Когда в феврале 1945 года я вернулся в Варшаву, то сразу пошел на улицу Марии Казимеры поздороваться со своим домом. Но дома не было. От него осталось лишь немного щебня да кирпича. Я огляделся вокруг и тогда заметил беседку. Удивительное дело. Сгорели все соседние дома, а беседка осталась невредима. Стояла на своем месте, точно на этой улице и на этом дворе ничего не случилось. Я неторопливо направился к ней, поскольку некуда мне было спешить. Подошел к беседке и увидал могилу. Такую маленькую, почти вровень с землей, но с крестом и деревянной дощечкой. Надпись расплылась, и я наклонился пониже, чтобы прочесть: «Мечислав Сковронек, 16 лет, харцер». В ту пору я уже разучился давать волю чувствам, ибо подобные кресты были для меня вещь нормальная. Даже сердце не забилось сильней, только как-то обыкновенно подумал о Метеке, о всяких его пустых и толковых затеях. И когда вот эдак размышлял, то мне вдруг припомнилось, что именно Метек нашел в этой беседке пепеэровские листовки, которых ксендз не пожелал освятить. Я заглянул в беседку. Она была пуста, от священного алтаря не осталось и следа. Вот там была Лидка в белом платьице, рядом коленопреклоненный ксендз, а здесь прижатый к стене Метек читал листовки. Кто их тут спрятал, действительно ли Маевский?

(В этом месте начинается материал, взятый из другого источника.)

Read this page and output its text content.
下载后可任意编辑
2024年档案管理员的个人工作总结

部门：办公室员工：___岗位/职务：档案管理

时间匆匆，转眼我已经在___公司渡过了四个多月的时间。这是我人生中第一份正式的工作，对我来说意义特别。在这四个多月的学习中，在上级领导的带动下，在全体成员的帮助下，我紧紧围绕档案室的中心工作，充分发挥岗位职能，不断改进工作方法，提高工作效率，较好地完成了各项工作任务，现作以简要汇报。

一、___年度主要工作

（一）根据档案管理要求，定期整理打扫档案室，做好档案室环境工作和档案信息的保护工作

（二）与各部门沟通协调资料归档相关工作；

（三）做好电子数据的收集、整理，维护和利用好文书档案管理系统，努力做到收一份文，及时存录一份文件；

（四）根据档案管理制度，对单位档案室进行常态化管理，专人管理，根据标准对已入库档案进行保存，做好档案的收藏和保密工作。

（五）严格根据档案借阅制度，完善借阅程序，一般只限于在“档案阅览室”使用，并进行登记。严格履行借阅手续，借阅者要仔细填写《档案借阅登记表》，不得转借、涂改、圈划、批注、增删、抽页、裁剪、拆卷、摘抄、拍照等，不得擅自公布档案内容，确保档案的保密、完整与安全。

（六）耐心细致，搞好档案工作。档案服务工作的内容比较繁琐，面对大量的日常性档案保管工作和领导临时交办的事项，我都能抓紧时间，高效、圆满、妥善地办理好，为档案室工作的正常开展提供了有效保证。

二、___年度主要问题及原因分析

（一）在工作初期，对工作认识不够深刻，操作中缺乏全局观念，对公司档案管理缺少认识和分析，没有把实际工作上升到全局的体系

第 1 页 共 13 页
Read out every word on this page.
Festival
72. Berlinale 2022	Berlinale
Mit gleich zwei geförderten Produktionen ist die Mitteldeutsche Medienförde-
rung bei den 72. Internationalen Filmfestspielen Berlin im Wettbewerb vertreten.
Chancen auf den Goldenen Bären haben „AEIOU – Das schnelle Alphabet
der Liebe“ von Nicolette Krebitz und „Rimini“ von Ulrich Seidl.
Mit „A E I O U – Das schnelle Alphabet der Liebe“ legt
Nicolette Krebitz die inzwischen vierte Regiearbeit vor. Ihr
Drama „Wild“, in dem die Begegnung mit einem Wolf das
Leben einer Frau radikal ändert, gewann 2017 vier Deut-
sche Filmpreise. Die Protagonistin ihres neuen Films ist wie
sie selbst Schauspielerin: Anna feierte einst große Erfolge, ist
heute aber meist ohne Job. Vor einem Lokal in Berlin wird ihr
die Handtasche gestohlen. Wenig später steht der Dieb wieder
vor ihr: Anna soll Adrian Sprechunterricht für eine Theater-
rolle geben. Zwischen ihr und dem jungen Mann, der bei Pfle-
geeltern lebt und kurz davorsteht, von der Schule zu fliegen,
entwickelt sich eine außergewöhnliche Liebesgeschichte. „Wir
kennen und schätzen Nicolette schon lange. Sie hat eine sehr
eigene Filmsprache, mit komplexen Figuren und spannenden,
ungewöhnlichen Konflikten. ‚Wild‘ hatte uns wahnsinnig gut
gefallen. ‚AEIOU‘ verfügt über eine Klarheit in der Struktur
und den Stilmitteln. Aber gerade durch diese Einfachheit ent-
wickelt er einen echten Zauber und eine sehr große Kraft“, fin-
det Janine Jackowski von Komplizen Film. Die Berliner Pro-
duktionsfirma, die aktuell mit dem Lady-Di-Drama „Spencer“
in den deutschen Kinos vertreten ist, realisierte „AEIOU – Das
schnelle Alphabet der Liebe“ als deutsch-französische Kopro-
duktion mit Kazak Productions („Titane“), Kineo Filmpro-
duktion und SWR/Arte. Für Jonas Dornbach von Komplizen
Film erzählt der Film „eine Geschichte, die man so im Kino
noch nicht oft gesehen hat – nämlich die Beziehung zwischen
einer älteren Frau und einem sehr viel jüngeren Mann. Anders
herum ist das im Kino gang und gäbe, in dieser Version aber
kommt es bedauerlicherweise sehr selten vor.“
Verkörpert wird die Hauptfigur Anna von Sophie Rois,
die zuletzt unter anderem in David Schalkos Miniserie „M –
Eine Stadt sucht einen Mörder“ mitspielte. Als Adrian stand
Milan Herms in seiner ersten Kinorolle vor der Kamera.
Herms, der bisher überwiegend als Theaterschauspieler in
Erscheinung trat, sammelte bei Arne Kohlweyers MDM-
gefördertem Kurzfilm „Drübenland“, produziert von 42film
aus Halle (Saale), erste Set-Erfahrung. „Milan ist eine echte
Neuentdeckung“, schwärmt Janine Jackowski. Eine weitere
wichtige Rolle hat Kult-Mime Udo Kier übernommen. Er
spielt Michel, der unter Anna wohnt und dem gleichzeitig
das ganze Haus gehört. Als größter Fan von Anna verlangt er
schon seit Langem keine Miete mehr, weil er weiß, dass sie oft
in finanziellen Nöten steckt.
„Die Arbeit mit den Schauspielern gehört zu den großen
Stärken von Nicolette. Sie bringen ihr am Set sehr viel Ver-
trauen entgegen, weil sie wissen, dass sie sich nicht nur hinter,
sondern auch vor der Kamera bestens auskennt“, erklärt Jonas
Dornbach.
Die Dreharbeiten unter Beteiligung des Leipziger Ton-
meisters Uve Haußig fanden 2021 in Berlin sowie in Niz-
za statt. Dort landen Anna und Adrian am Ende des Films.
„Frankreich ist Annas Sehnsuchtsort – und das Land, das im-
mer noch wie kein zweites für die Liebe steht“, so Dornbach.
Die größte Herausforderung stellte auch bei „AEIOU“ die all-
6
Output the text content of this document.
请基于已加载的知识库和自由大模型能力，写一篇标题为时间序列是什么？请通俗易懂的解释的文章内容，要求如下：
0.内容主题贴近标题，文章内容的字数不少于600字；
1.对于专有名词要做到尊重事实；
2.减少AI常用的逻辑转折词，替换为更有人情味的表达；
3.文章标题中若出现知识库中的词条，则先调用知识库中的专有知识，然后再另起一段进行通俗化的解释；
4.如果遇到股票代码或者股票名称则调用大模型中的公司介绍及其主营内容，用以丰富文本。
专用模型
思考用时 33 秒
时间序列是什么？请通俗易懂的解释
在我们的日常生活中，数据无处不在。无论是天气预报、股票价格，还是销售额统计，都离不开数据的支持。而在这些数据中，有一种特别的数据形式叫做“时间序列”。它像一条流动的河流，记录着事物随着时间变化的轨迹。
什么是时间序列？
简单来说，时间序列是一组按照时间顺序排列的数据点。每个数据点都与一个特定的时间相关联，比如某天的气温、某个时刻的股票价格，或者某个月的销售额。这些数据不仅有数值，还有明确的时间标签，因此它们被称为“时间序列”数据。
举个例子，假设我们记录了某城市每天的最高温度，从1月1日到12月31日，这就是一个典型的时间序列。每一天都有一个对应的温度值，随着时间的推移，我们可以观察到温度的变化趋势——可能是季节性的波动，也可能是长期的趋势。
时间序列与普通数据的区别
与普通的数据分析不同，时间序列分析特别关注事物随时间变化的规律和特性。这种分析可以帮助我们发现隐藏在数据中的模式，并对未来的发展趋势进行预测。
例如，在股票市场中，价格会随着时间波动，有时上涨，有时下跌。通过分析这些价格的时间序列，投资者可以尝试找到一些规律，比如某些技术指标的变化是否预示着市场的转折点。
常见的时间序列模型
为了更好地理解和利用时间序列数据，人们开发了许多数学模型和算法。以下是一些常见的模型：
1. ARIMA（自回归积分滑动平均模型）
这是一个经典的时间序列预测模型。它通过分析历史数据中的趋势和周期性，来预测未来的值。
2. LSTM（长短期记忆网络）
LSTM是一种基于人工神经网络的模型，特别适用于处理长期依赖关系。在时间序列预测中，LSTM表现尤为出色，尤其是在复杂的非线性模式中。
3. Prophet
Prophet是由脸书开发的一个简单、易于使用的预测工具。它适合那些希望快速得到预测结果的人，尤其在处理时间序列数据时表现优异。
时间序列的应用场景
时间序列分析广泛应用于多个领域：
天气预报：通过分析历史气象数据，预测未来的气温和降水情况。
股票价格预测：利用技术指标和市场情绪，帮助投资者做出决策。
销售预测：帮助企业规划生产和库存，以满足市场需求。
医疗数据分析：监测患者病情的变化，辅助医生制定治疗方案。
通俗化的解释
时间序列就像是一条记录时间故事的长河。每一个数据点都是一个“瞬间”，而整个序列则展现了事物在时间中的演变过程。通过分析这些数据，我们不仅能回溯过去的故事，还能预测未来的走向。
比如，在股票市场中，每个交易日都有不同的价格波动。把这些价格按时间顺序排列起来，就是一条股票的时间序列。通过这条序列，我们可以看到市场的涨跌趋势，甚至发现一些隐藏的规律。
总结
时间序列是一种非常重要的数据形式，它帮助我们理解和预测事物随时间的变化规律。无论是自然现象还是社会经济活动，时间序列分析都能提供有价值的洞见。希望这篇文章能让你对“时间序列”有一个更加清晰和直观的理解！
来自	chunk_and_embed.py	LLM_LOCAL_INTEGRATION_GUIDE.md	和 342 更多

О Метеке я могу кое-что рассказать. Он был, что называется, свой в доску. А вот о Маевском не могу сказать ни слова. Видел его несколько раз, кланялся ему, поскольку был приучен кланяться старшим. А позже читал красное извещение. И в нем значился Маевский. И это все. Если бы не могила Метека, я, пожалуй, и не вспомнил бы, что жил такой человек, который где-то сражался, за что-то погиб и его-то могилу никому не найти, даже днем с огнем.